Getting From Paper Pages To Digital Texts

2011-06-15 12:12

Now that we’re elbow-deep in encoding the 300 or so documents for the Greenfield Digital Project, my colleague Faith Charlton and I are spending a lot of time at the keyboard.

As I've explained in past posts, we are digitizing, transcribing, and annotating primary source documents to tell the story of Bankers Trust Company, a large Philadelphia bank that failed in December 1930. This project is part of a larger effort funded by the Albert M. Greenfield Foundation.

We've selected our documents and passed them to HSP's digital imaging team, and we are now focused on creating our XML text-encoded files.

Step one is getting the text from paper to a digital file.

One obvious method is simply to retype the text on a computer. That works great for brief documents and is essentially the only option for handwritten documents, where each author's writing must be carefully deciphered. But we have another tool in our toolbox for longer typescript and print documents: optical character recognition, or OCR.

Software programs like ABBYY FineReader or OmniPage can perform sophisticated transformations of digital images into editable text files. For a variety of reasons, I decided it didn't make sense to invest in that type of software for our project.

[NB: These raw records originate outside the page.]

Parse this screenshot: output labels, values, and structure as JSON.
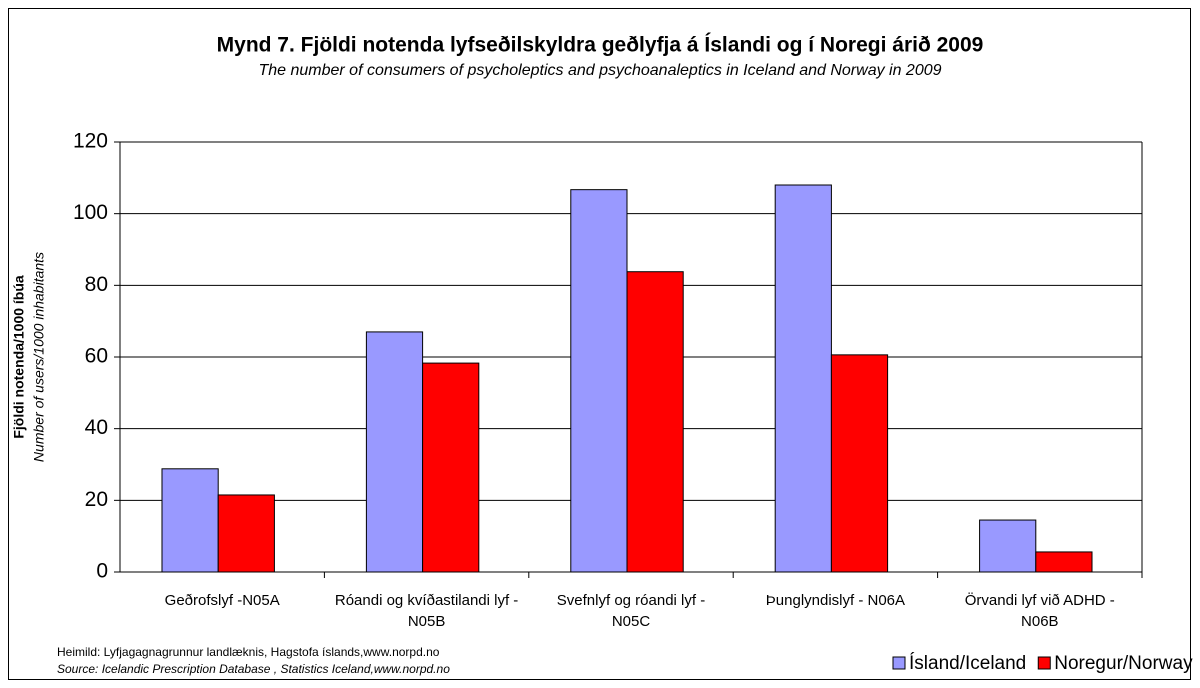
{
  "chart_data": {
    "type": "bar",
    "title": "Mynd 7.  Fjöldi notenda lyfseðilskyldra geðlyfja á Íslandi og í Noregi árið 2009",
    "subtitle": "The number of consumers of psycholeptics and psychoanaleptics in Iceland and Norway in 2009",
    "y_label": "Fjöldi notenda/1000 íbúa",
    "y_label_en": "Number of users/1000 inhabitants",
    "source": "Heimild: Lyfjagagnagrunnur landlæknis, Hagstofa íslands,www.norpd.no",
    "source_en": "Source: Icelandic Prescription Database , Statistics Iceland,www.norpd.no",
    "categories": [
      "Geðrofslyf -N05A",
      "Róandi og kvíðastilandi lyf - N05B",
      "Svefnlyf  og róandi lyf - N05C",
      "Þunglyndislyf - N06A",
      "Örvandi lyf við ADHD - N06B"
    ],
    "series": [
      {
        "name": "Ísland/Iceland",
        "color": "#9999ff",
        "values": [
          28.8,
          67,
          106.7,
          108,
          14.5
        ]
      },
      {
        "name": "Noregur/Norway",
        "color": "#ff0000",
        "values": [
          21.5,
          58.3,
          83.8,
          60.6,
          5.6
        ]
      }
    ],
    "ylim": [
      0,
      120
    ],
    "yticks": [
      0,
      20,
      40,
      60,
      80,
      100,
      120
    ],
    "grid": true,
    "legend": "bottom-right"
  }
}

Instead, when we encounter longer typescript or printed documents in our project, we are using a free tool: Google Documents, or Google docs for short. You can upload .jpg, .gif, .png, or .pdf files to a private storage area, and the system will do its best to translate that digital image file into an editable text file. You can then copy and paste the text into any other software you'd like, including the software we're using for text encoding, oXygen XML Editor.

Screen shot of Google docs upload menu

The crucial check-box in the Google docs uploading process is near the bottom: "Convert text from PDF or image files to Google Docs documents."

Depending on your perspective, the Google results are either amazingly accurate or frustratingly imperfect. (I fall into the "amazingly accurate" camp.)

For example, the following four-page letter has about 1300 words total. I could type it from scratch in about 15-20 minutes; Google docs can do the same work in less than a minute.

First page of a 1927 letter from Samuel Barker to Albert Greenfield proposing creation of Bankers Securities

The first page of the digitized letter, in which Bankers Trust Co. President Samuel Barker proposed a new business venture, Bankers Securities Corp.

Here is how Google docs transcribed the first page of the letter:

June 11, 1927

Mr. Albert Pi. Greenfield, Bankers Trust Building, Philadelphia.

Dear A 0

Let me give you more concretely than I did in brief conversation a few days ago my thoughts cmcerning a Bankers Securities Corporation and the much that can be accomplished through such an organization. I s11:';ll try to put the proposition, as I vision it, with the strong conviction that the time has come to act in the matter.

When I first proposed it, immediately upon organization of Bankers Trust Company you and others thought the time premature. You were right. Since then the way has cleared and been opened in many and important ways for Bankers Securities Corporation to be brought into life. There is ready for it a largely advance prepared and very profitable field, with real things at hand for it to do-—things of creative as well as money-making character. What I see is this:

1. Bankers Trust Company is now safely and surely established. Already it holds recognized position in Philadelphia. Important financial interests elsewhere, as in New York, Boston, Baltimore and Pittsburgh, are glad to do business with it. From now forward there is pretty sure promise of earnings which will give increasing net income for the stock. There are about 500 stockholders. Without support the stock is much above both issue price and book value. The premium is one measure of the belief which exists that the Company has a large future.

2. Resources of Bankers Trust Company have more than doubled; its deposits have increased 60% in five months. Directly, some 12,000 people are banking with it. Already, with a securities department only in swaddling clothes, Bankers Trust Company has been welcomed to the table with grown-ups and taken into the inner circle by big financial groups. I fill in this picture as follows:

a. It enjoys full syndicate position with Kuhn, Loeb and Company, so getting securities which that banking house issues at bottom issue price.

If you compare the original and the transcription carefully, you'll see that Google skipped the printed letterhead at the top of the page and had problems with the recipient address, salutation, and first paragraph. But overall, it made relatively few mistakes.

Of course, both my typing and the Google docs transformation require careful proofreading. Google often skips over text that confuses it, and it seems to do worse if there are multiple styles of text on a page (like the letterhead and typescript above). It also has a hard time distinguishing between typescript 3s and 5s, among other issues. But for our purposes, these shortcomings are a fair tradeoff for the price.